Although quite different from the previously reviewed horror movie of the same name, this film looks like it could possibly be a prequel for the horror movie misfire.  It takes place in France in the mid-1700s and involves a young girl who is thrown into circumstances beyond her control.  She must fight in order to survive the brutal Catholic church doctrines.  This film is actually a remake of the 1966 film of the same name starring Anna Karina.

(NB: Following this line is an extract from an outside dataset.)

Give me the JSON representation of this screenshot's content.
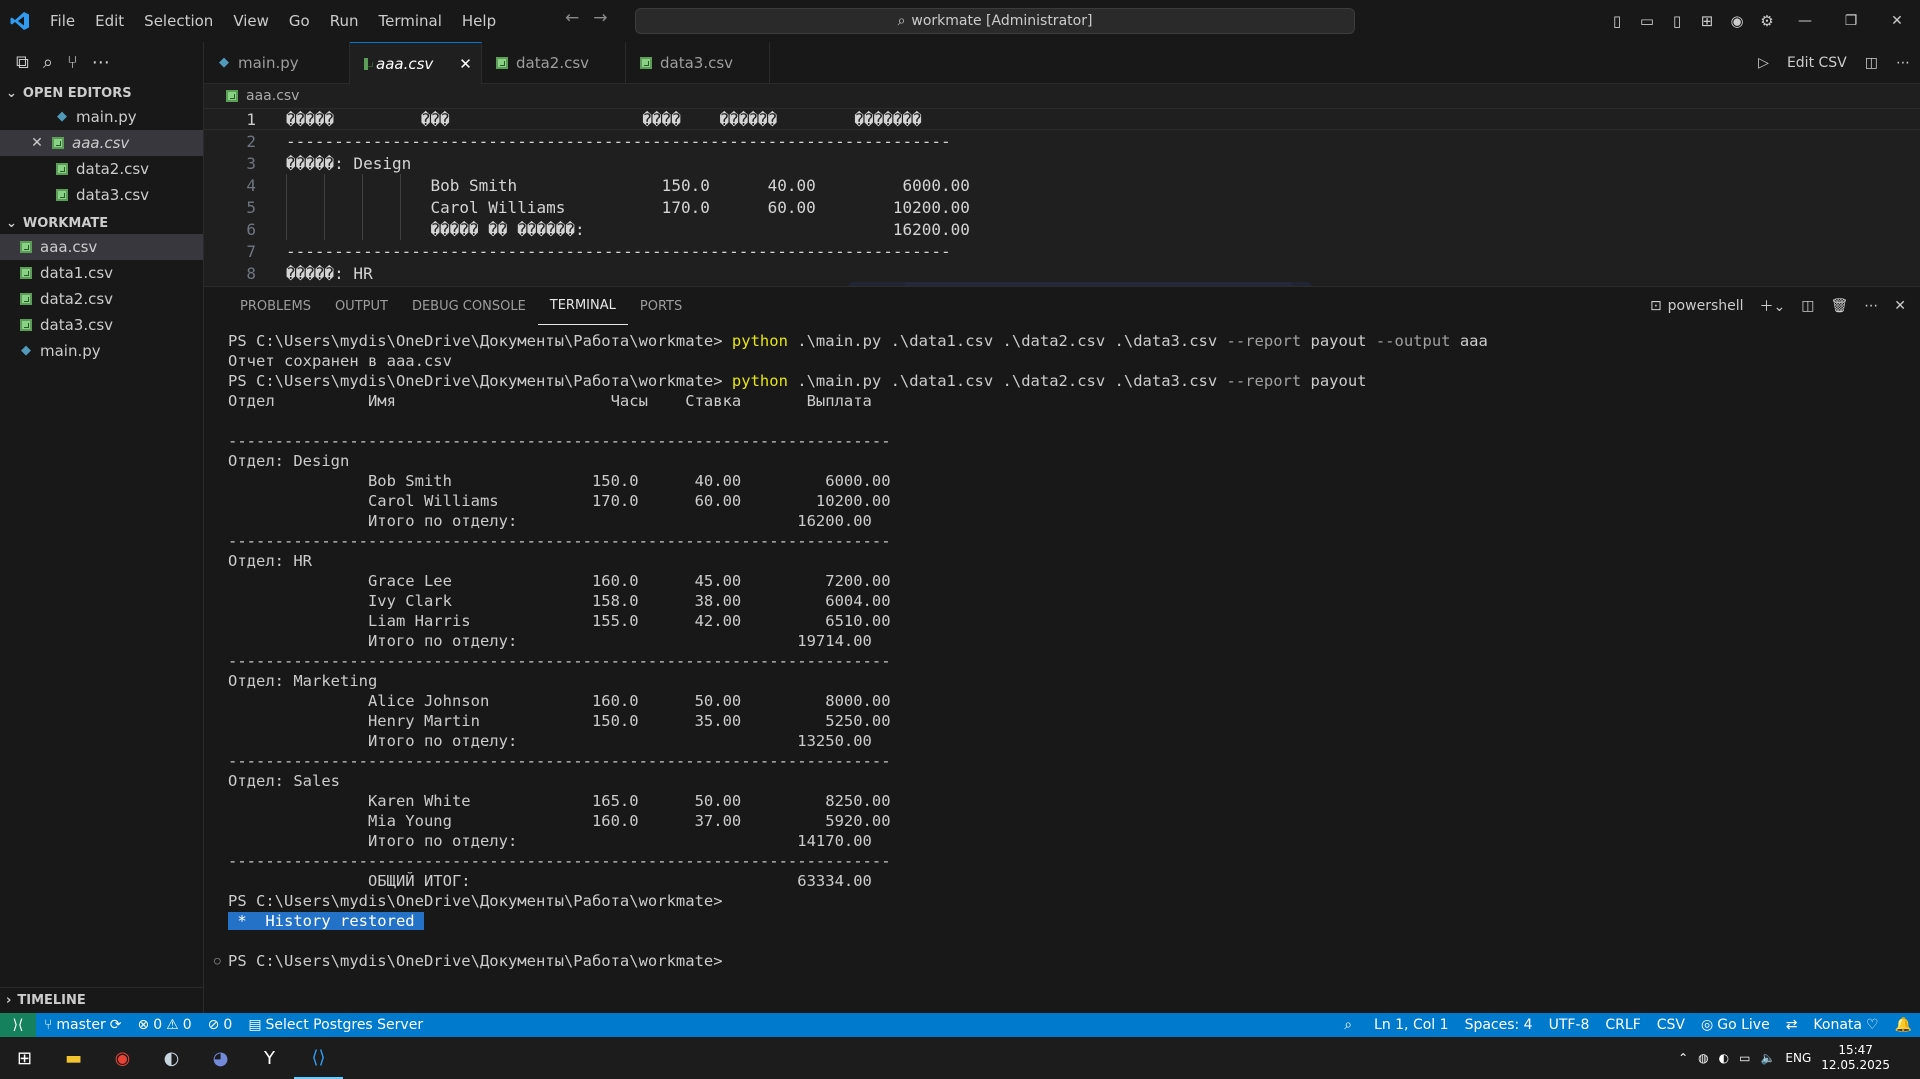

Suzanne Simonin, played by Pauline Etienne, was born into a wealthy family with two older sisters and is quite the musician.  While not showing any interest in the available males in the area, she tells her mother that she loves Jesus the most.  She spends a year in a local convent and finds out this is not the life for her, but her family insists that she stay there.  When it comes time to take her vows, she speaks from her heart and denies them.  A humiliation to her family she returns home for a time only to have a bigger bombshell dropped.   Her mother reveals that she was an illegitimate child and with her sisters getting married they don’t have the money to support her.  Her mother coldly states “Your birth is my only sin”.  Suzanne’s real father is a rich man living in some far off castle, more on him and his son later.  With no other place to go, Suzanne is forced back into the same convent.  The sweet old Mother Superior is nice to her and she does end up taking her vows, but when the Mother dies under suspicious circumstances, a younger more sadistic Mother Christine is put in charge.  Christine puts more stricter policies in place and the defiant and rebellious Suzanne will not go along with the crowd.  She is ostracized by the other Nuns, bullied and humiliated at the hands of Christine.  She is able to send for a lawyer to see if she can have her vows annulled and get out, but the Vatican says no.  When she starts to write her story about what has been happening to her, she is caught and thrown in the hole.  A cold hellish dungeon where she barely survives.  Malnourished and covered in her own filth and shit she is finally rescued by a visiting Bishop.  

She is relocated to another convent that is led by Mother Saint-Eutrope, played by Isabelle Huppert.  Although appearing just fine at first, Suzanne begins to find that Saint-Eutrope is also a bit unhinged.  She always has a favorite Nun and when Suzanne arrives it disrupts the whole cloistered culture.  Saint-Eutrope takes an immediate liking to Suzanne and makes numerous desperate attempts to win over Suzanne’s affections.  She is harassed and embarrassed as before with Mother Christine but in a totally different context  Suzanne finally alerts the priest during confession, but it is a person from the outside world that is finally able to set her free.

The film starts out in a castle with a young man reading Suzanne’s manuscript that was sent to his father, which we find out later is also Suzanne’s Father.  The father is dying, probably from tuberculosis, and looks to want to help find his lost daughter.  Suzanne’s half brother sets off to find her and bring her home.